Меж тем погруженный в думы Шаластер все ходил на заднем дворе своего дома – мимо грабель и кос, крольчатника и козлятника; мало-помалу шаг его стал спокойнее и ровнее, и теологические и моральные искания Шаластера также постепенно обрели устойчивость и наконец завершились. Полуденный колокольный звон пробудил его от дум, Шаластер вздрогнул, опомнился и вернулся к земным делам; услыхав голос колокола, он сообразил, что услышит сейчас, наверное, и голос жены, которая позовет его обедать, устыдился своих мучительных размышлений и стал тверже шагать по садовой дорожке. И тут, именно в ту минуту, когда голос сельского колокола был подтвержден голосом жены, у Шаластера вдруг словно зарябило в глазах. Трепещущий шорох пронесся где-то совсем рядом, повеяло как бы легким ветерком и… на вишневом деревце прямо перед Шаластером очутилась Птица; легкая, точно цветок на ветке, она задорно тряхнула хохолком, повертела головкой, тихонько свистнула, взглянула на Шаластера – этот взгляд был знаком ему с детских лет – и вот встрепенулась и неожиданно исчезла, скрывшись в ветвях или упорхнув в небо, прежде чем Шаластер, который стоял разинув рот, успел хотя бы почувствовать толком, как сильно забилось вдруг у него в груди сердце.

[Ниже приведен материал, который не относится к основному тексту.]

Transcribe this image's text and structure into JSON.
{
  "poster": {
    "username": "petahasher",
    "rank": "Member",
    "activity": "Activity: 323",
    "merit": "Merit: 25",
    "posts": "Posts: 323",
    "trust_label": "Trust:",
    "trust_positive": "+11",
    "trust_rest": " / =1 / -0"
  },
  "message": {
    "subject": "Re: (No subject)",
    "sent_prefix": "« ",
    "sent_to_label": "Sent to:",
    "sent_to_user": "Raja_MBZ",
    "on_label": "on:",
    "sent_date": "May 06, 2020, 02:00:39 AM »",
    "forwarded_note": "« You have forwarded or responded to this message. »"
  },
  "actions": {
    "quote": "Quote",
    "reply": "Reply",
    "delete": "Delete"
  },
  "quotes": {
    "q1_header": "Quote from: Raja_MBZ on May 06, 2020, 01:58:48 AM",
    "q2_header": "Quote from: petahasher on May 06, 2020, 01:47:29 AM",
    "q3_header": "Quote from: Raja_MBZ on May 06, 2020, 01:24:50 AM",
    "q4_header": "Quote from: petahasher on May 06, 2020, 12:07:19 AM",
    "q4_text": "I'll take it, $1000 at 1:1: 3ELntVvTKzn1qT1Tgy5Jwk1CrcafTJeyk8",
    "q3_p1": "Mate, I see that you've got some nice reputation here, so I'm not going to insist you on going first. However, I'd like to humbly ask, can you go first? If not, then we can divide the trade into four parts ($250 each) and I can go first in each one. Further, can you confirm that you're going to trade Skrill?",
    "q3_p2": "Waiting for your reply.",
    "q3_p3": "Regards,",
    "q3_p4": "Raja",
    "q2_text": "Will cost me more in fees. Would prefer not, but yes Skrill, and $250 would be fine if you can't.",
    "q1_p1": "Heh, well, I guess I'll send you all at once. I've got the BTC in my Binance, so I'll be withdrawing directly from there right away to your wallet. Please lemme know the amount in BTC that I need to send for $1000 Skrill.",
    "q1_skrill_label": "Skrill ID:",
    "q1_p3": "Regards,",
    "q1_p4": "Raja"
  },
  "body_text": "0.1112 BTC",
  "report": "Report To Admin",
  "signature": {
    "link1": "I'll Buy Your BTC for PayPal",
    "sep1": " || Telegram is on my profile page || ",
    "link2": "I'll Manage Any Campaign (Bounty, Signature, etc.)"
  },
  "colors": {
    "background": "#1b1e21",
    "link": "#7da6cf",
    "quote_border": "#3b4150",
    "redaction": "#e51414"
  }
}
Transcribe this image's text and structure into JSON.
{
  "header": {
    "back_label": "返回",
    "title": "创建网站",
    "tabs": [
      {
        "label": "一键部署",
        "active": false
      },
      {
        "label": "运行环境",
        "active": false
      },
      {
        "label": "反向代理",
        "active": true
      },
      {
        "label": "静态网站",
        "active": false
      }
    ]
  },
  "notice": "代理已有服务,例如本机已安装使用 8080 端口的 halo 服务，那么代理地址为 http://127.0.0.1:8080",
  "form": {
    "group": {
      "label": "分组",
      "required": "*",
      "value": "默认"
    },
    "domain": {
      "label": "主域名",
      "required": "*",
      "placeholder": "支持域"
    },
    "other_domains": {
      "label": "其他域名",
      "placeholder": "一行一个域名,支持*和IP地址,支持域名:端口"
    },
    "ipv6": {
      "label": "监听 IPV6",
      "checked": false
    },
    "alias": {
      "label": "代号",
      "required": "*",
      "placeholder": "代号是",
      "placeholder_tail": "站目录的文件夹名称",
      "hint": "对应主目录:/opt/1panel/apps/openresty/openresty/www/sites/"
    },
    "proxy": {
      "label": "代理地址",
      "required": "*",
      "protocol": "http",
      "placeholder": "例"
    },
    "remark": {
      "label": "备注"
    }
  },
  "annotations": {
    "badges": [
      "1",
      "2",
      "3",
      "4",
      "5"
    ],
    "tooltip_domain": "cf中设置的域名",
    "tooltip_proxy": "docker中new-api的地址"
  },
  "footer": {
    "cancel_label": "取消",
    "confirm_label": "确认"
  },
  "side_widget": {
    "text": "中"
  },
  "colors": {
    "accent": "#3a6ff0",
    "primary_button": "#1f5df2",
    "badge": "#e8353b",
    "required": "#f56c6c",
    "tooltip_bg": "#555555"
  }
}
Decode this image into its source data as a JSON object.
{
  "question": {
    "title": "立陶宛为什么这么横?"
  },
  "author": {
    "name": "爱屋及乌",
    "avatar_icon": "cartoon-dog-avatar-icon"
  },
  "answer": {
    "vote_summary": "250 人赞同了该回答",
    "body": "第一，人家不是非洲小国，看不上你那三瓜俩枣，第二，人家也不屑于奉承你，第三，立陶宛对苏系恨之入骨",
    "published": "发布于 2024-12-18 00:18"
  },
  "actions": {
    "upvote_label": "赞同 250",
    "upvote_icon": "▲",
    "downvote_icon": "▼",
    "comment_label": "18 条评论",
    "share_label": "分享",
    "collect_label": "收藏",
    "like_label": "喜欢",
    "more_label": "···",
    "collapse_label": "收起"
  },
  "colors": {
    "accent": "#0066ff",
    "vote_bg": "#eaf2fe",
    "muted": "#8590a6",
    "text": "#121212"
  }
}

После этого воскресного полудня, когда Птица показалась на ветке вишневого дерева в саду Шаластера, ее видели только один раз, и видел ее опять-таки Шаластер, двоюродный брат тогдашнего бургомистра. Шаластер твердо решил завладеть Птицей и получить тысячу золотых, однако он, старый знаток повадок Птицы, хорошо понимал, что поймать ее никогда и никому не посчастливится, и потому почистил свое ружье и запасся изрядным мешочком мелкой дроби, которую называют дунстом. Шаластер смекнул, что если выпалить по птице самой мелкой дробью, она не упадет на землю мертвой и в клочья растерзанной, а только будет легко ранена какой-нибудь дробинкой, но при этом непременно оцепенеет от испуга, и, стало быть, он возьмет Птицу живьем. Этот предусмотрительный человек подготовил все необходимое для исполнения своего замысла, купил даже небольшую клеточку для певчих птиц, чтобы посадить в нее пленницу, когда поймает, и, никуда не отлучаясь, безвылазно сидел дома, причем заряженная винтовка всегда была у него под рукой. Куда только было можно, он носил винтовку с собой, а куда нельзя было явиться с оружием в руках, скажем в церковь, туда он если и ходил, то всякий раз потом злился из-за напрасно потерянного времени.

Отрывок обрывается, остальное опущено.